Yes, I explicitly remember Jeffryssai’s answer to the question of what Einstein & co. got wrong was that “They thought it was acceptable to take 50 years to develop the next big revolution” or something, and I recall my takeaway from that being “If you think it’s okay to doss around and just think about fun parts of physics, as opposed to trying to figure out the critical path to the next big insight and working hard on that, then you’ll fail to save humanity”. And the ‘if people just cared enough’ mistake is also one I held for a long time—it wasn’t until I met it’s strong form in EA that I realised that the problem isn’t that people don’t care enough.
Interestingly enough, James Watson (as in Watson & Crick) does literally think that the problem with biology is that biologists today don’t work hard enough, that they just don’t spend enough hours a week in the lab.
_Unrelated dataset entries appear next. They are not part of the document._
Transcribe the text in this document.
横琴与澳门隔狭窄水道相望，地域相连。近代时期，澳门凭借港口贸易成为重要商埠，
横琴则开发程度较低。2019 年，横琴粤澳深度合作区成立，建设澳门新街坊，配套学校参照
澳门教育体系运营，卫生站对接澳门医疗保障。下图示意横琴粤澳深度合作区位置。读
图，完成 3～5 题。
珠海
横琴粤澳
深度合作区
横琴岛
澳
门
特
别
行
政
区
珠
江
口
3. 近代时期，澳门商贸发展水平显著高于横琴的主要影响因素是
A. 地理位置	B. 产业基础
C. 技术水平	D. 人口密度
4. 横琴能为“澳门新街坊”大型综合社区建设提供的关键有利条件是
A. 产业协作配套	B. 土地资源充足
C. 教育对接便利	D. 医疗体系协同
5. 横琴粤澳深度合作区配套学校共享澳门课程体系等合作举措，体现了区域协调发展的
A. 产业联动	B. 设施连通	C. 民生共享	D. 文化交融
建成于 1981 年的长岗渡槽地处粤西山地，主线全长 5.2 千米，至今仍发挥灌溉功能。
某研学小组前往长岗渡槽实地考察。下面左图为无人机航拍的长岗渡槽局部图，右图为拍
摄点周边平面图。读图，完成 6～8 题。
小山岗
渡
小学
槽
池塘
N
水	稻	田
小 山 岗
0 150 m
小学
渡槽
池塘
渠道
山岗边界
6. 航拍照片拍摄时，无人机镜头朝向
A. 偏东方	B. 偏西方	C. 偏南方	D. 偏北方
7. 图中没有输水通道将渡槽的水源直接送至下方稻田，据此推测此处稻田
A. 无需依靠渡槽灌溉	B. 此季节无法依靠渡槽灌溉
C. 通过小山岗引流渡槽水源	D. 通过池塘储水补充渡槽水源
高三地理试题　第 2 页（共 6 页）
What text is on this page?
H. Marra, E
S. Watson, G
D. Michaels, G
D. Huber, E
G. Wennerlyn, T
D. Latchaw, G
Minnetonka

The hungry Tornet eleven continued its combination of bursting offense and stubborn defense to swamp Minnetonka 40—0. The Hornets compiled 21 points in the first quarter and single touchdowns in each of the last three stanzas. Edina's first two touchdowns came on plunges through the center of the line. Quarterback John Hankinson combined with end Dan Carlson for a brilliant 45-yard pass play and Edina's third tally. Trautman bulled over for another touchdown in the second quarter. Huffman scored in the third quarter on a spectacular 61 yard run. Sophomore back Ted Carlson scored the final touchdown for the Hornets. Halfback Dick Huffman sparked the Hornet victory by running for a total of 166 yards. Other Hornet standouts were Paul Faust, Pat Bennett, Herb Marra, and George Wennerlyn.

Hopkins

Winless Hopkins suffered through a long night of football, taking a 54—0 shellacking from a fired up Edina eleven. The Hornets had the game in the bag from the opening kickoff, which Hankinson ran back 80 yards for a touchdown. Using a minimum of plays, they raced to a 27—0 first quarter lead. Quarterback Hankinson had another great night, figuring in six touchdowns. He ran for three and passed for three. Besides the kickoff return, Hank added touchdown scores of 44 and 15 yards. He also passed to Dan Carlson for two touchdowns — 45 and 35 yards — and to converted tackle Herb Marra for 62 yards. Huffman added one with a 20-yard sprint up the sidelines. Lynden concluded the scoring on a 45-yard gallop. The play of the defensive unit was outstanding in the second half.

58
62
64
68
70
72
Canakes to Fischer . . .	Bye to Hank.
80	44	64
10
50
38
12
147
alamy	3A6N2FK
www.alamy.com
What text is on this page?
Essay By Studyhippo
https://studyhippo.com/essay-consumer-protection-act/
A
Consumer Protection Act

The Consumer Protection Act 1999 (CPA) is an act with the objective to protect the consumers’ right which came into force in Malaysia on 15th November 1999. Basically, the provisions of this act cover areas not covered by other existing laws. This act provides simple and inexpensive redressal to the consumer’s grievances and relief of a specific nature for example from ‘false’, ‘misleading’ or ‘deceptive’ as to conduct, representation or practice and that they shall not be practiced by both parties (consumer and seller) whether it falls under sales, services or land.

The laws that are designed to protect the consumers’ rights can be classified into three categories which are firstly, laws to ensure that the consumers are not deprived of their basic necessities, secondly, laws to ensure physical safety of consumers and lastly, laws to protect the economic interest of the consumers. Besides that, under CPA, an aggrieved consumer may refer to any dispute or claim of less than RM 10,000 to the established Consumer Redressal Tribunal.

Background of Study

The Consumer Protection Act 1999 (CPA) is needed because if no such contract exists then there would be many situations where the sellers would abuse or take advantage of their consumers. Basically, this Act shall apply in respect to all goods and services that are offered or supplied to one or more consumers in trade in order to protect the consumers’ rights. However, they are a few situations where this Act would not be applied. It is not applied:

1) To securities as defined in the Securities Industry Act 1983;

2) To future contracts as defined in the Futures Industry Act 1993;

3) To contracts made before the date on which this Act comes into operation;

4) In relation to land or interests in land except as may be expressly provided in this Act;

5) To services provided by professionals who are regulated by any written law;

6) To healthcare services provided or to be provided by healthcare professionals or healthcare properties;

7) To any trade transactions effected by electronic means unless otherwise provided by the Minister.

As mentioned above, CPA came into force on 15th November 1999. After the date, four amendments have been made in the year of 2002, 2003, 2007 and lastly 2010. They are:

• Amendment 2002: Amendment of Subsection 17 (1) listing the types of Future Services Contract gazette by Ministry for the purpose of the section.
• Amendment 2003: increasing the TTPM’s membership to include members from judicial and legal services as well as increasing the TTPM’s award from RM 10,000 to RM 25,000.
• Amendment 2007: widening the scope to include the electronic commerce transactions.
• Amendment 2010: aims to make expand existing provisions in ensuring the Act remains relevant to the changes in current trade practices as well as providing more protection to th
I’m not sure this is true. But even if it were true, you could still view it as an incentive problem rather than a character problem. (The fact that there’s enough money & prestige in science for it to serve as an even remotely plausible career to go into for reasons of vanilla personal advancement means that it’ll attract some people who are vanilla upper-middle-class strivers rather than obsessive truth-seekers, and those people will work less intensely.) You wouldn’t fix the problem by injecting ten workaholics into the pool of researchers.
Isn’t this true in a somewhat weaker form? It takes individuals and groups putting in effort at personal risk to move society forward. The fact that we are stuck in inadequate equilibriums is evidence that we have not progressed as far as we could.
Scientists moving from Elsevier to open access happened because enough of them cared enough to put in the effort and take the risk to their personal success. If they had cared a little bit more on average, it would have happened earlier. If they had cared a little less, maybe it would have taken a few more years.
If humans had 10% more instinct for altruism, how many more of these coordination problems would alreadybe solved? There is a deficit of caring about solving civilizational problems. That doesn’t change the observation that most people are reacting to their own incentives and we can’t really blame them.
Yeah, this isn’t obviously wrong from where I’m standing:
But it’s imprecise. Eliezer is saying that the amount of extra individual effort, rationality, creative institution redesign, etc. to yield significant outperformance isn’t trivial. (In my own experience, people tend to put too few things in the “doable but fairly difficult” bin, and too many things in the “fairly easy” and “effectively impossible” bins.)
Eliezer is also saying that the dimension along which you’re trying to improve science makes a huge difference. E.g., fields like decision theory may be highly exploitable in AI-grade solutions and ideas even if biomedical research turns out to be more or less inexploitable in cancer cures. (Though see Sarah Constantin’s “Is Cancer Progress Stagnating?” and follow-up posts on that particular example.)
If you want to find hidden inefficiencies to exploit, don’t look for unknown slopes; look for pixelation along the boundaries of well-worn maps.